Who’s your audience?

In my view most thought leadership should be directed toward Innovators and Early Adopters. But it depends on your services, clients, and business model. For some firms, the Late Majority and Laggard audiences may be fertile markets (though by then the content should probably be more of a purely how-to nature than inspiring, hey-look-at-this material).

Why is this my view?

True thought leadership, by definition, aims to present new ways of addressing new or existing problems and opportunities. It leads readers to new processes, methods, solutions, and gains. So, a lot of thought leadership will naturally target organizations, functions, and individuals at or toward the front end of the adoption curve.

A lot of it, but not all of it. That Early Majority represents a huge opportunity. They want and need to know what the Early Adopters are up to. The risk-taking, cost-incurring ways of the Innovators scare most of the Early Majority (and terrify the Late Majority and the Laggards). But the Early Majority will read stuff that tells them what’s working and not working for the Innovators and Early Adopters.

Ready? Aim.

So, when you target your audience, think deeply about them.
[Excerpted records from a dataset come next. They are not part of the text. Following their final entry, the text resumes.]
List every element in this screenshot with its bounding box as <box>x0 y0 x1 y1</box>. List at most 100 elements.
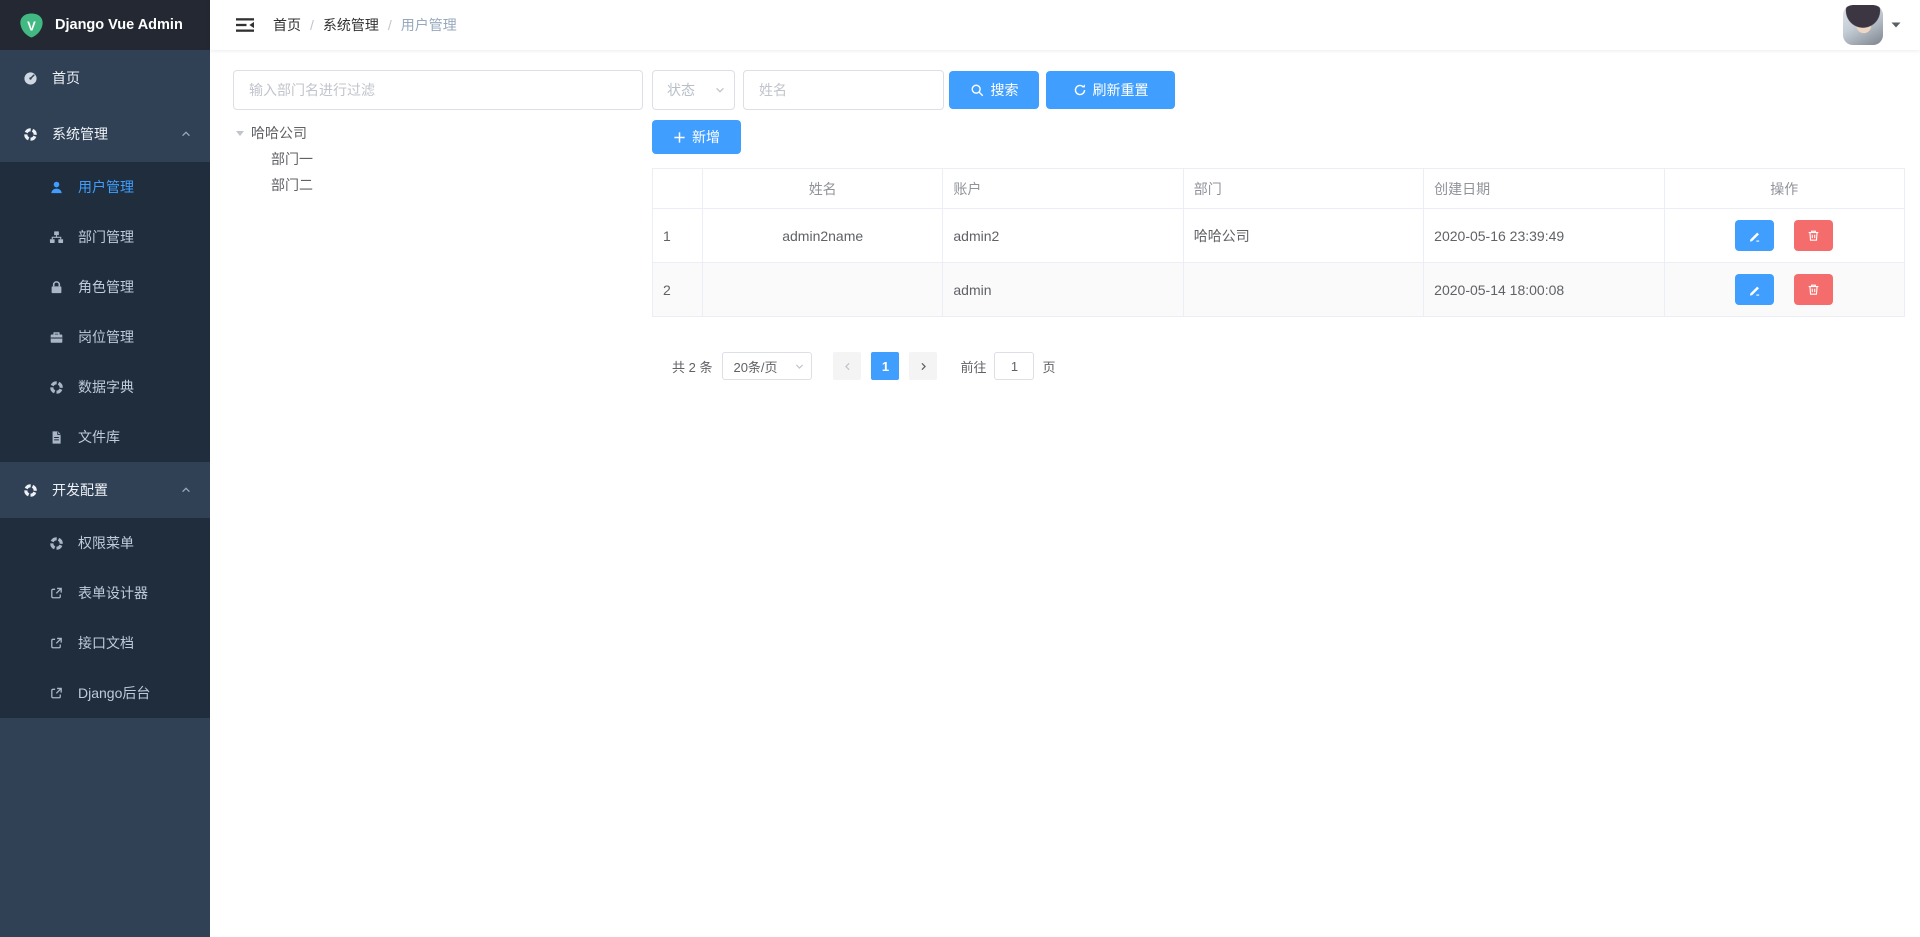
edit-icon <box>1748 229 1761 242</box>
svg-text:V: V <box>27 18 36 33</box>
col-header-dept: 部门 <box>1183 169 1423 209</box>
prev-page-button[interactable] <box>833 352 861 380</box>
page-unit-label: 页 <box>1042 357 1055 376</box>
col-header-account: 账户 <box>943 169 1183 209</box>
pagination-total: 共 2 条 <box>672 357 712 376</box>
filter-row: 状态 搜索 刷新重置 <box>652 70 1905 110</box>
sidebar-item-role-management[interactable]: 角色管理 <box>0 262 210 312</box>
sidebar-item-permission-menu[interactable]: 权限菜单 <box>0 518 210 568</box>
cell-created: 2020-05-16 23:39:49 <box>1424 209 1664 263</box>
sidebar-item-user-management[interactable]: 用户管理 <box>0 162 210 212</box>
chevron-down-icon <box>794 361 805 372</box>
sidebar: V Django Vue Admin 首页 系统管理 <box>0 0 210 937</box>
component-icon <box>48 380 64 395</box>
breadcrumb-separator: / <box>310 17 314 33</box>
tree-node-label: 部门一 <box>271 149 313 169</box>
sidebar-item-label: 数据字典 <box>78 377 192 397</box>
status-select[interactable]: 状态 <box>652 70 735 110</box>
sidebar-item-post-management[interactable]: 岗位管理 <box>0 312 210 362</box>
tree-node-root[interactable]: 哈哈公司 <box>233 120 643 146</box>
department-filter-input[interactable] <box>233 70 643 110</box>
cell-name: admin2name <box>703 209 943 263</box>
sidebar-item-system-management[interactable]: 系统管理 <box>0 106 210 162</box>
sidebar-item-label: 表单设计器 <box>78 583 192 603</box>
cell-name <box>703 263 943 317</box>
page-size-value: 20条/页 <box>733 357 777 376</box>
tree-children: 部门一 部门二 <box>233 146 643 198</box>
delete-icon <box>1807 283 1820 296</box>
pagination: 共 2 条 20条/页 1 前往 页 <box>672 352 1905 380</box>
sidebar-item-label: 用户管理 <box>78 177 192 197</box>
goto-label: 前往 <box>960 357 986 376</box>
edit-button[interactable] <box>1735 220 1774 251</box>
dashboard-icon <box>22 71 38 86</box>
page-number-1[interactable]: 1 <box>871 352 899 380</box>
document-icon <box>48 430 64 445</box>
add-button[interactable]: 新增 <box>652 120 741 154</box>
app-title: Django Vue Admin <box>55 17 183 33</box>
breadcrumb: 首页 / 系统管理 / 用户管理 <box>273 15 457 35</box>
refresh-reset-button[interactable]: 刷新重置 <box>1046 71 1175 109</box>
col-header-actions: 操作 <box>1664 169 1904 209</box>
cell-index: 2 <box>653 263 703 317</box>
cell-dept: 哈哈公司 <box>1183 209 1423 263</box>
sidebar-item-django-admin[interactable]: Django后台 <box>0 668 210 718</box>
breadcrumb-current: 用户管理 <box>401 15 457 35</box>
tree-node-label: 部门二 <box>271 175 313 195</box>
sidebar-item-api-docs[interactable]: 接口文档 <box>0 618 210 668</box>
sidebar-item-label: 部门管理 <box>78 227 192 247</box>
search-button[interactable]: 搜索 <box>949 71 1039 109</box>
sidebar-item-label: 权限菜单 <box>78 533 192 553</box>
refresh-icon <box>1073 83 1087 97</box>
cell-created: 2020-05-14 18:00:08 <box>1424 263 1664 317</box>
page-size-select[interactable]: 20条/页 <box>722 352 812 380</box>
table-header-row: 姓名 账户 部门 创建日期 操作 <box>653 169 1905 209</box>
goto-page-input[interactable] <box>994 352 1034 380</box>
breadcrumb-home[interactable]: 首页 <box>273 15 301 35</box>
caret-down-icon[interactable] <box>1890 20 1902 30</box>
chevron-down-icon <box>714 84 726 96</box>
department-tree: 哈哈公司 部门一 部门二 <box>233 120 643 198</box>
submenu-system-management: 用户管理 部门管理 角色管理 岗位管理 <box>0 162 210 462</box>
name-filter-input[interactable] <box>743 70 944 110</box>
chevron-up-icon <box>180 484 192 496</box>
user-table: 姓名 账户 部门 创建日期 操作 1 admin2name admin2 哈哈公… <box>652 168 1905 317</box>
component-icon <box>48 536 64 551</box>
topbar: 首页 / 系统管理 / 用户管理 <box>210 0 1920 50</box>
edit-button[interactable] <box>1735 274 1774 305</box>
user-avatar[interactable] <box>1843 5 1883 45</box>
delete-button[interactable] <box>1794 274 1833 305</box>
col-header-created: 创建日期 <box>1424 169 1664 209</box>
tree-node-child[interactable]: 部门二 <box>233 172 643 198</box>
submenu-dev-config: 权限菜单 表单设计器 接口文档 Django后台 <box>0 518 210 718</box>
hamburger-icon[interactable] <box>225 10 265 40</box>
sidebar-item-home[interactable]: 首页 <box>0 50 210 106</box>
sidebar-item-dept-management[interactable]: 部门管理 <box>0 212 210 262</box>
sidebar-item-label: 角色管理 <box>78 277 192 297</box>
delete-button[interactable] <box>1794 220 1833 251</box>
breadcrumb-section[interactable]: 系统管理 <box>323 15 379 35</box>
sidebar-item-dev-config[interactable]: 开发配置 <box>0 462 210 518</box>
sidebar-item-label: 开发配置 <box>52 480 180 500</box>
sidebar-item-form-designer[interactable]: 表单设计器 <box>0 568 210 618</box>
table-row: 1 admin2name admin2 哈哈公司 2020-05-16 23:3… <box>653 209 1905 263</box>
component-icon <box>22 483 38 498</box>
component-icon <box>22 127 38 142</box>
page-content: 哈哈公司 部门一 部门二 状态 <box>210 50 1920 937</box>
next-page-button[interactable] <box>909 352 937 380</box>
sidebar-item-file-library[interactable]: 文件库 <box>0 412 210 462</box>
plus-icon <box>673 131 686 144</box>
app-logo-icon: V <box>18 12 45 39</box>
app-logo-bar: V Django Vue Admin <box>0 0 210 50</box>
sidebar-item-label: 岗位管理 <box>78 327 192 347</box>
sidebar-item-data-dictionary[interactable]: 数据字典 <box>0 362 210 412</box>
tree-caret-icon[interactable] <box>235 129 245 138</box>
lock-icon <box>48 280 64 295</box>
sidebar-item-label: Django后台 <box>78 683 192 703</box>
delete-icon <box>1807 229 1820 242</box>
edit-icon <box>1748 283 1761 296</box>
cell-actions <box>1664 209 1904 263</box>
department-panel: 哈哈公司 部门一 部门二 <box>233 70 643 198</box>
tree-node-child[interactable]: 部门一 <box>233 146 643 172</box>
sidebar-item-label: 首页 <box>52 68 192 88</box>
Yes, you need to identify their positions, functions, and types of companies. But you also need insights into their thinking and motivations. The technology adoption curve can help you toward those insights.

A final, very important thought: When you are crafting thought leadership, it is tempting to try to focus on a really large audience. But that’s not always the best approach. It’s also easy to discuss a topic at too basic or too advanced a level, or to strike the wrong tone for a given audience.

Thinking about where your readers sit on the adoption curve, given the topic you’re discussing, can help you hone your message far better than scattershot approaches that “aim” for the largest readership.